NEW DELHI: Patients who received one or two doses of covid-19 vaccine were protected from hospital death during the pandemic, an ICMR study said.
The study was done on 29,509 hospitalized covid-19 patients from 42 hospitals enrolled in the National Clinical Registry for covid-19 (NCRC) between September 2020 and October 2021.
The study showed that in-hospital mortality was 14.5%—significantly higher in those individuals above 60 years of age with co-morbidities like diabetes, chronic kidney or liver disease, malignancy, and tuberculosis, etc, indicating the incidence of higher deaths at the time of admission.

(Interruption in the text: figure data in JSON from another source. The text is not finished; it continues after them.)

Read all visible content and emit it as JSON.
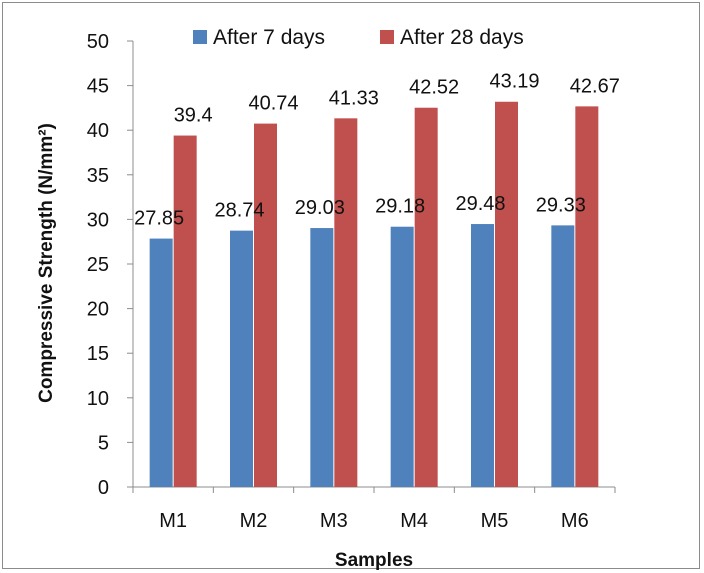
{
  "chart_data": {
    "type": "bar",
    "categories": [
      "M1",
      "M2",
      "M3",
      "M4",
      "M5",
      "M6"
    ],
    "series": [
      {
        "name": "After 7 days",
        "values": [
          27.85,
          28.74,
          29.03,
          29.18,
          29.48,
          29.33
        ],
        "labels": [
          "27.85",
          "28.74",
          "29.03",
          "29.18",
          "29.48",
          "29.33"
        ],
        "color": "#4f81bd"
      },
      {
        "name": "After 28 days",
        "values": [
          39.4,
          40.74,
          41.33,
          42.52,
          43.19,
          42.67
        ],
        "labels": [
          "39.4",
          "40.74",
          "41.33",
          "42.52",
          "43.19",
          "42.67"
        ],
        "color": "#c0504d"
      }
    ],
    "title": "",
    "xlabel": "Samples",
    "ylabel": "Compressive Strength (N/mm²)",
    "ylim": [
      0,
      50
    ],
    "yticks": [
      "0",
      "5",
      "10",
      "15",
      "20",
      "25",
      "30",
      "35",
      "40",
      "45",
      "50"
    ],
    "grid": false,
    "legend_position": "top"
  }
}
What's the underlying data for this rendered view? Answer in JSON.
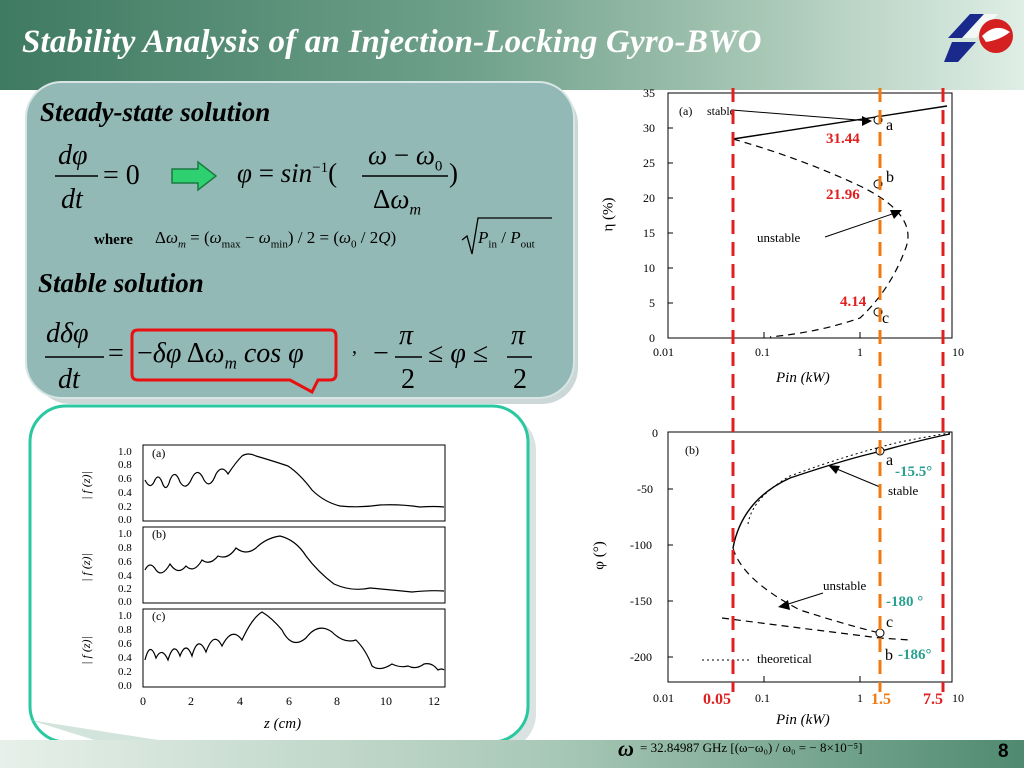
{
  "slide": {
    "title": "Stability Analysis of an Injection-Locking Gyro-BWO",
    "page": "8"
  },
  "left_panel": {
    "steady_heading": "Steady-state solution",
    "stable_heading": "Stable solution",
    "where_label": "where"
  },
  "footnote": {
    "text": "= 32.84987 GHz [(ω−ω₀) / ω₀ = − 8×10⁻⁵]"
  },
  "top_plot": {
    "y_ticks": [
      "35",
      "30",
      "25",
      "20",
      "15",
      "10",
      "5",
      "0"
    ],
    "x_ticks": [
      "0.01",
      "0.1",
      "1",
      "10"
    ],
    "ylabel": "η (%)",
    "xlabel": "Pin (kW)",
    "panel_label": "(a)",
    "stable_label": "stable",
    "unstable_label": "unstable",
    "point_labels": [
      "a",
      "b",
      "c"
    ],
    "values": [
      "31.44",
      "21.96",
      "4.14"
    ]
  },
  "bottom_plot": {
    "y_ticks": [
      "0",
      "-50",
      "-100",
      "-150",
      "-200"
    ],
    "x_ticks": [
      "0.01",
      "0.1",
      "1",
      "10"
    ],
    "ylabel": "φ (°)",
    "xlabel": "Pin (kW)",
    "panel_label": "(b)",
    "stable_label": "stable",
    "unstable_label": "unstable",
    "legend": "theoretical",
    "point_labels": [
      "a",
      "c",
      "b"
    ],
    "values": [
      "-15.5°",
      "-180 °",
      "-186°"
    ],
    "markers": [
      "0.05",
      "1.5",
      "7.5"
    ]
  },
  "field_plot": {
    "panels": [
      "(a)",
      "(b)",
      "(c)"
    ],
    "y_ticks": [
      "1.0",
      "0.8",
      "0.6",
      "0.4",
      "0.2",
      "0.0"
    ],
    "ylabel": "| f (z)|",
    "x_ticks": [
      "0",
      "2",
      "4",
      "6",
      "8",
      "10",
      "12"
    ],
    "xlabel": "z (cm)"
  },
  "colors": {
    "panel": "#8fb5b2",
    "red": "#e02020",
    "orange": "#f07a10",
    "teal": "#2aa090"
  }
}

“Analysis of 29,509 hospitalized, adult covid-19 patients showed that 15,678 (53.1%) had at least one comorbidity and 13,831 (46.9%) patients showed no co-morbidities. Around 25,715 (87.1%) patients were symptomatic with commonest symptom was fever (72.3%) followed by shortness of breath (48.9%) and dry cough (45.5%). In-hospital mortality was reported in 3,957 (14.5%)," stated the study published in the latest issue of Pubmed medical journal.

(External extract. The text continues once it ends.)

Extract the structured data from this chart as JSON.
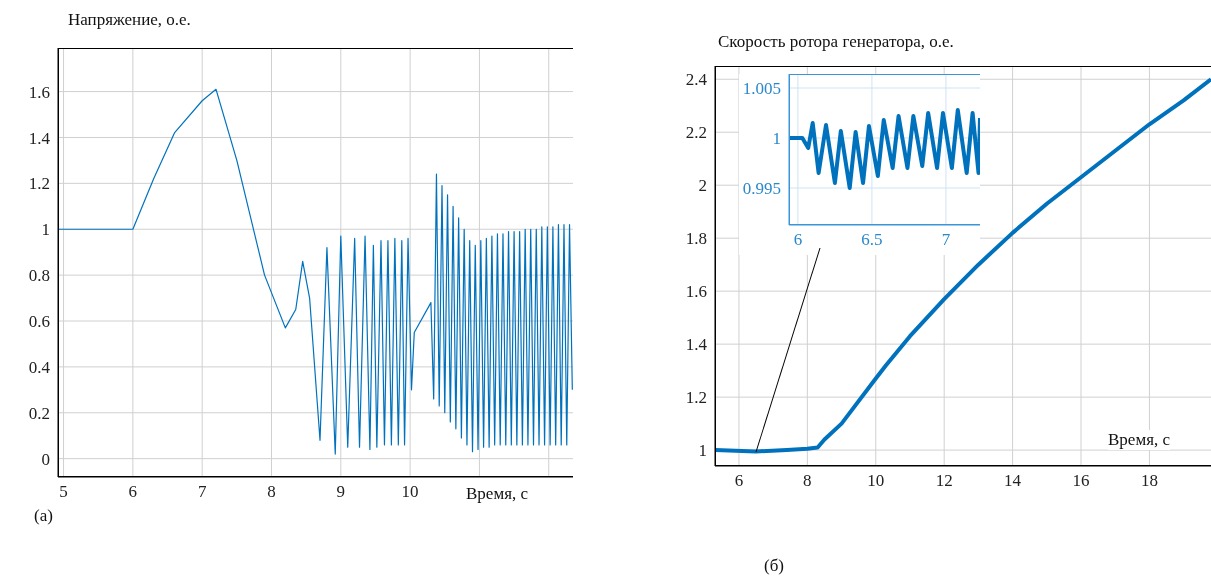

“Deaths were significantly higher in the age group of 60 years largely in males with pre-existing illnesses," said Dr Samiran Panda, one of the authors of the study.
Hypertension and diabetes mellitus were the most common comorbidities reported among 32.4% and 26.2% of patients, respectively. Chronic cardiac disease and chronic kidney disease was present among 5.7% and 3.6% of the study participants, respectively. “In our study, patients above 40 years of age had 1.3 times higher chances of dying than the younger patients, which increased to 2.1 times with advanced age ≥ 60 year. Importantly, the current study underlined the protection provided by covid-19 vaccination against in-hospital mortality and it significantly reduced the odds of dying by 50% with one dose and by 60% with two doses in comparison to those who were not vaccinated at all," said ICMR scientist.
Right now, covid is in the endemic stage in India and new variants will be continuing to occur. But does not that necessarily mean that every variant is a variant of concern, said Panda.